I would be telling my DH he sorts his mother out or your daughter will not under any circumstances be going again nor will you

JuneJoys · 31/05/2026 01:52

Bella6761 · 31/05/2026 00:28

@SlightlyAjar I don’t dislike him, I do think he’s a naughty and mean kid but I don’t dislike him I still make effort with him and try to be fair and balanced - kids are kids obv and as adults we r meant to help shape them. But it’s just the fact that he gets a lot
drom my in laws which my DD doesn’t and I can’t help but feel maybe jealous is the right word. That probably sounds wrong and maybe I am wrong but idk like today he’s gone for a sleepover again and I just felt like why don’t they over call my daughter over etc

Frankly, I dislike him just from what you've said.

i wouldn't be subjecting my child to any of them & she would not be going there alone.

Aiming4Optimistic · 31/05/2026 01:55

You aren't obliged to like a child just because they are a child!
Children have their own personalities just as adults do and while their behaviour might not be entirely their fault, failure on the parents' part to teach manners and correct naughty behaviour, will result in the child being less likeable!

Id stop trying to encourage your in-laws to treat your dd the same as your nephew. In the end, you might be pleased that her exposure to these people is minimal - you can't rely on them to advocate for her properly. Keep correcting your nephew when his behaviour negatively affects your dd - she needs to see that sticking up for herself is important and right and she needs to see her mum (and dad) do that for her.

You can't make people behave as you'd want them to. All you can do is control your own behaviour. In your shoes I'd stop trying to force this and would find my support system and relationships elsewhere.

JuneJoys · 31/05/2026 01:56

5foot5 · 31/05/2026 00:44

I suppose that he has had a few years when he was the only GC and was therefore, understandably, doted on. It might take him a while to get used to not being the centre of attention.

When he does mean things like scribbling over your DDs stuff does nobody say anything to him. Do you,?

Does he see your PILs more often than you and your DD?

He's 7, he's had 3 years of being the only one, at least 2 of those with no understanding of that. Hes gad 4 years of having a cousin.

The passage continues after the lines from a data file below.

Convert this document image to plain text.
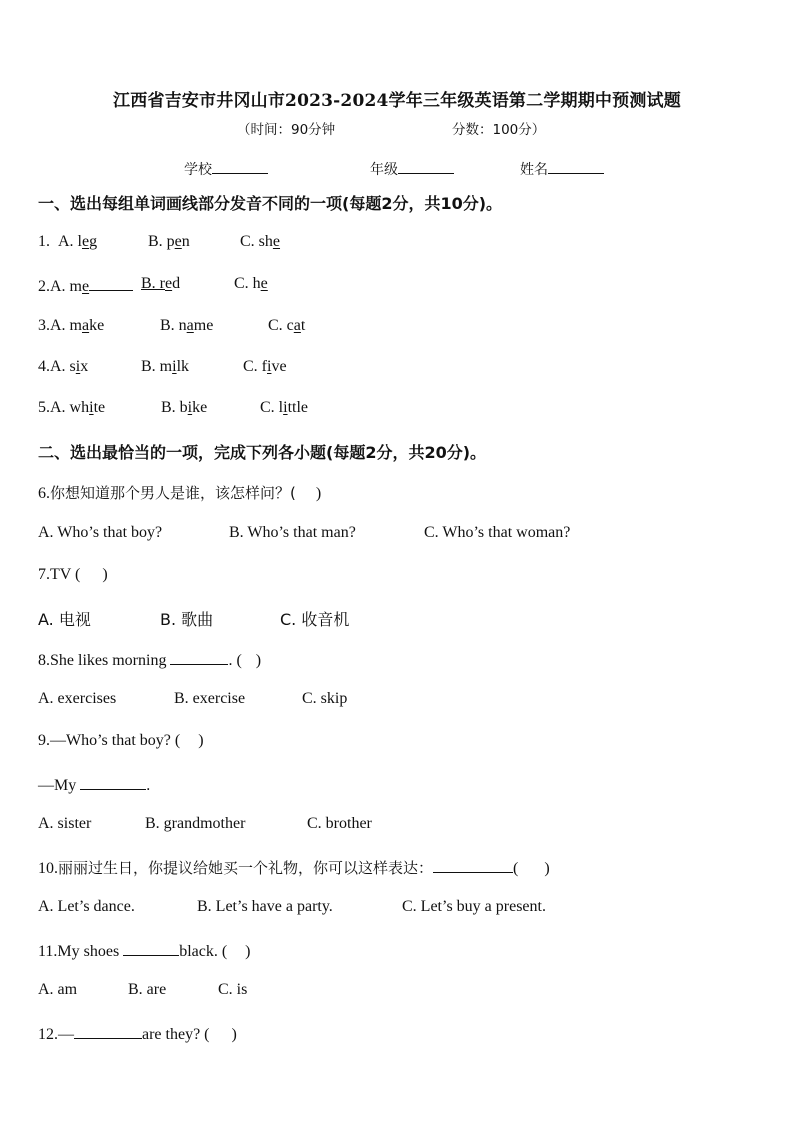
江西省吉安市井冈山市2023-2024学年三年级英语第二学期期中预测试题
（时间：90分钟	分数：100分）
学校	年级	姓名
一、选出每组单词画线部分发音不同的一项(每题2分，共10分)。
1. A. leg	B. pen	C. she
2.A. me	B. red	C. he
3.A. make	B. name	C. cat
4.A. six	B. milk	C. five
5.A. white	B. bike	C. little
二、选出最恰当的一项，完成下列各小题(每题2分，共20分)。
6.你想知道那个男人是谁，该怎样问？( )
A. Who’s that boy?	B. Who’s that man?	C. Who’s that woman?
7.TV ( )
A. 电视	B. 歌曲	C. 收音机
8.She likes morning	. ( )
A. exercises	B. exercise	C. skip
9.—Who’s that boy? ( )
—My	.
A. sister	B. grandmother	C. brother
10.丽丽过生日，你提议给她买一个礼物，你可以这样表达：	( )
A. Let’s dance.	B. Let’s have a party.	C. Let’s buy a present.
11.My shoes	black. ( )
A. am	B. are	C. is
12.—	are they? ( )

EmeraldShamrock000 · 31/05/2026 02:17

I wouldn’t visit anymore, it’s not good for your daughter’s self esteem, they don’t deserve her. If they don’t like this, then they can start making more of an effort to spend time with her.

AzureLurker · 31/05/2026 06:18

Sounds like another little prince that is spoiled and his behaviour never questioned or corrected.

Wayk · 31/05/2026 13:00

Your daughter deserves to be treated so much better by her grandparents/uncles and aunts. You are right to stand up for her.

a 7 year old should be taught to share, not ruin another child’s drawings.

ThisJadeBear · 31/05/2026 13:22

I wouldn’t go. Encourage DD to have friends of her own and have time with them.
The boy himself is just is going what he’s allowed. He is not going to change because he doesn’t have to. But the very he’s behaving won’t help him in life if he’s mean to others or destroys their things.
If your DH wants to see his parents let him go over there.
Extend an invitation for them to visit you. If they don’t come, so be it.
You can’t force pieces which don’t fit.
Keep being a wonderful mum and shirt your daughter if she’s being treated like shit, it’s time to leave. Good life lesson.

AnneLovesGilbert · 31/05/2026 13:28

I’ve got a 7 year old and know many, there’s only one who’d ever behave like the cousin does and he’s got no friends because he’s horrible and other children rightly steer clear of him.

Stop taking her there or spending time with any of them, what a bunch of complete arseholes to let this brat bully your little girl.